BBC America Mystery Monday
Even British Lifetime movies just play out better than ours do. Of late their Monday programming has consisted of miniseries that are cut from the Lifetime telefilm thriller cloth, but with a little more panache than your average Jaclyn Smith vehicle. Secret Smile recently featured a quietly menacing David Tennant (Doctor Who). The lineup actually is like a tour of current and ex-Doctor's other roles. Paul McGann turns up periodically as shady and mysterious characters.
Which brings us to -

Doctor Who
Catch it while it's still on here. Sci Fi Channel has only one more marathon to go, but the DVD is out in July. The marathon unfortunately doesn't include the episodes most likely to hook Americans, but Series 1 should be watched in order for the full effect. Get over the fart jokes and open your eyes. It's Brilliant. It has hidden clues like Lost, special effects to rival Trek and yeah Harlan Ellison was right all those years ago in his introductory material for Who novelizations. It's better than Trek. And I love Trek.


Charles Gramlich said...

Doctor Who is better than Trek? We'll have to get together over sushi sometime and argue the merits of SF TV. That show "Hex" sounds interesting, though. How could you go wrong with a lesbian ghost?

Sidney said...

I'll throw any time in a Doctor vs. Trek debate. I am also open discuss such perplexing questions as: Who could beat up more people at the same time, Capt. Kirk or James West from The Wild Wild West.

Charles Gramlich said...

Hum, that last IS a perplexing question. I believe James West would win on style points but as for numbers I'm not sure.

Sidney said...

West tended to fight on a couple of levels, and by that I mean he'd fight a few people on the first floor then swing by a beam up to the second floor gallery and beat up a few there. Kirk on the other hand had a better drop kick I believe, which I guess does go more to form than quantity.

MsDemmie said...

DR Who wins every time in this hosuehold.

blue turtle said...

West Vs Kirk

Oh. That's funny -- those shows had something about them that was so much more interesting than what we see today.

Andy said...

Doctor Who is better than Trek because the new format provides a million surprises. Wait until you get Series Two. I recommend the episode Love and Monsters as arguably one of the best sci-fi stories ever shown on TV. And I said that about Dalek and Father's Day.
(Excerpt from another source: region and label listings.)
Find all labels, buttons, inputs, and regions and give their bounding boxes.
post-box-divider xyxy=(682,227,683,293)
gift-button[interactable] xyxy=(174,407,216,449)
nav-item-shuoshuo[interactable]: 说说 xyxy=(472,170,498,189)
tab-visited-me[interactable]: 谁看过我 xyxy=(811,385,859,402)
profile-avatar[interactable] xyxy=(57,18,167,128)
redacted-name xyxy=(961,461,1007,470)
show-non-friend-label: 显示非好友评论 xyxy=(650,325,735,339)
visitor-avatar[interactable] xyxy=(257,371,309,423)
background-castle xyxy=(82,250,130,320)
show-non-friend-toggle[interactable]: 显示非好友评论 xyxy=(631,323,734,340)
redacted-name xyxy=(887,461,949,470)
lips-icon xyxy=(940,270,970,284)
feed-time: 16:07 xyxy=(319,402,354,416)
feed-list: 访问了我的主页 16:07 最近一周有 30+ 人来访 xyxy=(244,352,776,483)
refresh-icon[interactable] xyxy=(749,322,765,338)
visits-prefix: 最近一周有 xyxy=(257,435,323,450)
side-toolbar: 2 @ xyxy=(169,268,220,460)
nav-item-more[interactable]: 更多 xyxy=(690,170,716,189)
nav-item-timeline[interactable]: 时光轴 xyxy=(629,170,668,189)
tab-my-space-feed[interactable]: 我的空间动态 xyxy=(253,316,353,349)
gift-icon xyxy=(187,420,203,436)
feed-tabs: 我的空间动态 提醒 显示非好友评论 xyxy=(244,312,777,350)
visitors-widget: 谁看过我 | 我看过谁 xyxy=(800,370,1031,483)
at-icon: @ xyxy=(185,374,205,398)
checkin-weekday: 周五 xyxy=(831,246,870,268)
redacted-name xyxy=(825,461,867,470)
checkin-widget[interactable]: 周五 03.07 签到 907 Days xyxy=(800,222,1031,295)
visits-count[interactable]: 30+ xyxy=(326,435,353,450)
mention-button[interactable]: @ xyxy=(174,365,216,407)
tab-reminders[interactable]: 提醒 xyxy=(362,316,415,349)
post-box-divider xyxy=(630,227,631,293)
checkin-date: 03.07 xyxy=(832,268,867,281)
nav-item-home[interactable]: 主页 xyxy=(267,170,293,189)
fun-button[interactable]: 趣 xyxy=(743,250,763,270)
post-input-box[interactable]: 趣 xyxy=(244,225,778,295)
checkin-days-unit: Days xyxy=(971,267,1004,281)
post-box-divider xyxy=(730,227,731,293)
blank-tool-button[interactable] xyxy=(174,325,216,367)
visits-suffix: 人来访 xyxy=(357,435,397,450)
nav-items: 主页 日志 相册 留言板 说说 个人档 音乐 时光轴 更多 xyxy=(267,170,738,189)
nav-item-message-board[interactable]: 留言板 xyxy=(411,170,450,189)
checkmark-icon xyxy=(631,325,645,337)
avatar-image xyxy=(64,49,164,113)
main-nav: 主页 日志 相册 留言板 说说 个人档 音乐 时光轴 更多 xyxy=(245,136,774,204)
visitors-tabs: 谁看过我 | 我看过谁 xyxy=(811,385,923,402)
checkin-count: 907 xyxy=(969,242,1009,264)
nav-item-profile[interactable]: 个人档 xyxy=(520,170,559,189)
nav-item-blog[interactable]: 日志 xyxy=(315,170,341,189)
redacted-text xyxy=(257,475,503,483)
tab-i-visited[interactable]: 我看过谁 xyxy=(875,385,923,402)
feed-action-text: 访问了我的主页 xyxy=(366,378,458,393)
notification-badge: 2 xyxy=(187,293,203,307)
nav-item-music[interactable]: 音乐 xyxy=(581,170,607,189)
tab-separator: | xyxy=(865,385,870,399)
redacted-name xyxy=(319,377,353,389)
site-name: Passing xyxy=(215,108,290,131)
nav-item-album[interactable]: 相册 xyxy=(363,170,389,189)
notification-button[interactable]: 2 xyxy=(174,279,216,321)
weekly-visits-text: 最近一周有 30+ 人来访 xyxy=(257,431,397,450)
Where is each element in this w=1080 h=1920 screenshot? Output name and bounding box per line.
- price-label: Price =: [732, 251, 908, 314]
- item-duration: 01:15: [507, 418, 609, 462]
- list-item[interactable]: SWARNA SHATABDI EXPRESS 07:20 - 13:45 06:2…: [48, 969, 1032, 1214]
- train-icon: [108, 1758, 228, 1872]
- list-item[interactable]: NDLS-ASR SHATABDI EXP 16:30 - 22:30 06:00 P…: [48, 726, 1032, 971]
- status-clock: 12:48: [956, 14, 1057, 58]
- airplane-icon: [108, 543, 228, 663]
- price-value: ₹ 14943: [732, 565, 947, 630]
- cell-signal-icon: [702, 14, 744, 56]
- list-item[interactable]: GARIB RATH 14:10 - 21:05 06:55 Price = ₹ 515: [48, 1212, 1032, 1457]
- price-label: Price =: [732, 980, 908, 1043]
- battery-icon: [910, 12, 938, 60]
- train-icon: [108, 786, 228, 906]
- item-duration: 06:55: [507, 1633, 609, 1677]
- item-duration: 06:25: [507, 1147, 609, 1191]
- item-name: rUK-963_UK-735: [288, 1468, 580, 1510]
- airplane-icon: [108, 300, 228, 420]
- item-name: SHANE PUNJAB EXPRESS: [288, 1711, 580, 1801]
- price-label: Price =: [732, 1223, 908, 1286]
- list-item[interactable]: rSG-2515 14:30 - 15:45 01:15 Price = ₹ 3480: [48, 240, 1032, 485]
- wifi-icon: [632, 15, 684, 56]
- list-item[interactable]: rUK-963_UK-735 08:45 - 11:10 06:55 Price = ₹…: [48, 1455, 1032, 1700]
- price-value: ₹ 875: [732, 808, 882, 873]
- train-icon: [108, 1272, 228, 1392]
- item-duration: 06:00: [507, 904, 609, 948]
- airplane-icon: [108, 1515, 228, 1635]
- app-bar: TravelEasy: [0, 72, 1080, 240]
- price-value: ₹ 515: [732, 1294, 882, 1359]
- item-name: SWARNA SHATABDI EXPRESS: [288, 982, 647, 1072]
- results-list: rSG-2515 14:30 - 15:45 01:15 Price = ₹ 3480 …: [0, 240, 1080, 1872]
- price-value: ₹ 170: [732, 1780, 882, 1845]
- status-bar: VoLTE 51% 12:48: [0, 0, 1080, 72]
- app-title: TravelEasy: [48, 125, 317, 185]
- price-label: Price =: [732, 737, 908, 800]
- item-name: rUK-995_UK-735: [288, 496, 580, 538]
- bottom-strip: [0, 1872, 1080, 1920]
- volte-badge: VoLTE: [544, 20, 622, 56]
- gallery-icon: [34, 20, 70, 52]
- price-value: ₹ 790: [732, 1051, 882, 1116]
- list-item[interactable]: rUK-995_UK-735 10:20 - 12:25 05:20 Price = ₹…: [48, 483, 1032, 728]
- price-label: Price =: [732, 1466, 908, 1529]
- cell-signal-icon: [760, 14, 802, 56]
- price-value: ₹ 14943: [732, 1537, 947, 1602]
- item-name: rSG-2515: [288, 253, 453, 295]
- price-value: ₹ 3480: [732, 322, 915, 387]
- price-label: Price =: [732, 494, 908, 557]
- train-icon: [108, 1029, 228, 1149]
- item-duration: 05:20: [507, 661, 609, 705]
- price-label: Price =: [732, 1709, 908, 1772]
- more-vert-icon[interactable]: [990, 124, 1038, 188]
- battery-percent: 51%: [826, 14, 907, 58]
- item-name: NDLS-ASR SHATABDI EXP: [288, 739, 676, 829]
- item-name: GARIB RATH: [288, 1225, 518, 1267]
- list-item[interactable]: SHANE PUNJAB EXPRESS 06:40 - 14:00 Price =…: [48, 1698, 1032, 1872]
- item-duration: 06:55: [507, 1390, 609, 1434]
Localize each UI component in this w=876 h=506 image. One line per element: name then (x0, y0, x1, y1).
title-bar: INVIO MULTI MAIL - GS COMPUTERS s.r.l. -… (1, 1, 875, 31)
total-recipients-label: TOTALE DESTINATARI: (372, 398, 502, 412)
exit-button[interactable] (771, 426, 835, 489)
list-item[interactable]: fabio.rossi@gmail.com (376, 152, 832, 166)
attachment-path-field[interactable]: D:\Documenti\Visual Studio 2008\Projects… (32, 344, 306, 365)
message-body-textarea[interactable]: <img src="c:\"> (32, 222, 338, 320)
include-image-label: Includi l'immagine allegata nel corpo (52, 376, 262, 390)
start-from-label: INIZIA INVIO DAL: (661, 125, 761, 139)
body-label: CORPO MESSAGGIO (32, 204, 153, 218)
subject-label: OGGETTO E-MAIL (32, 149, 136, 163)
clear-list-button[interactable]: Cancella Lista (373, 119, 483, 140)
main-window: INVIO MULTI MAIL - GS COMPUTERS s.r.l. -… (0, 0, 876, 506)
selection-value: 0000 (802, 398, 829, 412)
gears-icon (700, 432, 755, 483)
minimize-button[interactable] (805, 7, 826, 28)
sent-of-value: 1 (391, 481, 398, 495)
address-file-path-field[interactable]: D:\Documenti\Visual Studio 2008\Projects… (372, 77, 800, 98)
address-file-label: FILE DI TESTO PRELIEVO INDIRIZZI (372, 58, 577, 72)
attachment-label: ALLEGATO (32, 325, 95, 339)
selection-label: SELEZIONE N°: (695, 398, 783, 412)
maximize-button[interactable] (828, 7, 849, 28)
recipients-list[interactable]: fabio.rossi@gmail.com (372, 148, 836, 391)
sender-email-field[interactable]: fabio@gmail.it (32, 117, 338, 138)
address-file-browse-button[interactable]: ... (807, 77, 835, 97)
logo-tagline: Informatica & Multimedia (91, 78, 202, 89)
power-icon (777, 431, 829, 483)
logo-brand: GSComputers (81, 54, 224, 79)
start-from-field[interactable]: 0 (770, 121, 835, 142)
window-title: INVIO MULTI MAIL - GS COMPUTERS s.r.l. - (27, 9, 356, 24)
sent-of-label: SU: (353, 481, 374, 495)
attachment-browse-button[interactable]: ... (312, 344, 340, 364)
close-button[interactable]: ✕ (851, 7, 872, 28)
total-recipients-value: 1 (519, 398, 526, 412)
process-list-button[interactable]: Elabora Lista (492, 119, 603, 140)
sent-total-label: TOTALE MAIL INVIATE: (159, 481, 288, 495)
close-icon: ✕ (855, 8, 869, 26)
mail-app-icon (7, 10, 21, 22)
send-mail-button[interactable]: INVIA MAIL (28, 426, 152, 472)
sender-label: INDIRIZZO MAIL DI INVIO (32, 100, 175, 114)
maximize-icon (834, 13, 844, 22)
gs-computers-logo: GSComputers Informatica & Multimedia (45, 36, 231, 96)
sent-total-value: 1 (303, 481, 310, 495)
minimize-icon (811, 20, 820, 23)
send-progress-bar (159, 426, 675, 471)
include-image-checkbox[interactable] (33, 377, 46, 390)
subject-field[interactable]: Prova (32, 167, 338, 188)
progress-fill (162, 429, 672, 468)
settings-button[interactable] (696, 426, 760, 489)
I dropped by to say thank you. You know why. x

Sidney said...

I'm hopeful that we'll get Series 2 on DVD if not broadcast pretty quickly. No annoucements so far. I thought Father's Day was great too.

Andy said...

I am led to believe Sci-Fi Channel in the US has signed up for Series 2 and 3. I think I read it in Doctor Who Magazine.

You've heard Billie leaves end of series two? Only three more episodes to come...

And oh, wait until you see the Cybermen, who, incidentally, on the whole Star trek debate thing, were ripped off to become the Borg. No doubt about it. x

Andy said...

Forgot to add, try to get to see Life on Mars before a US network does a Stateside version. Can't remember who's bought the rights but it's on its way and the UK series is so original, I really don't want it to be aped. It's just come out on DVD here, so maybe where you are too if not now but soon? Brilliant premise, excellent performances and a whole lot of fun looking back at the positively primitive 1970s UK policing tactics! x

Sidney said...

I hope that's true about Series 2 and 3. I haven't read it yet, but I will watch for annoucements. Sci Fi was slow in promoting Series 1 even after it was annouced they would be showing it.

We'll be getting the original "Life on Mars" in July I believe on BBC America.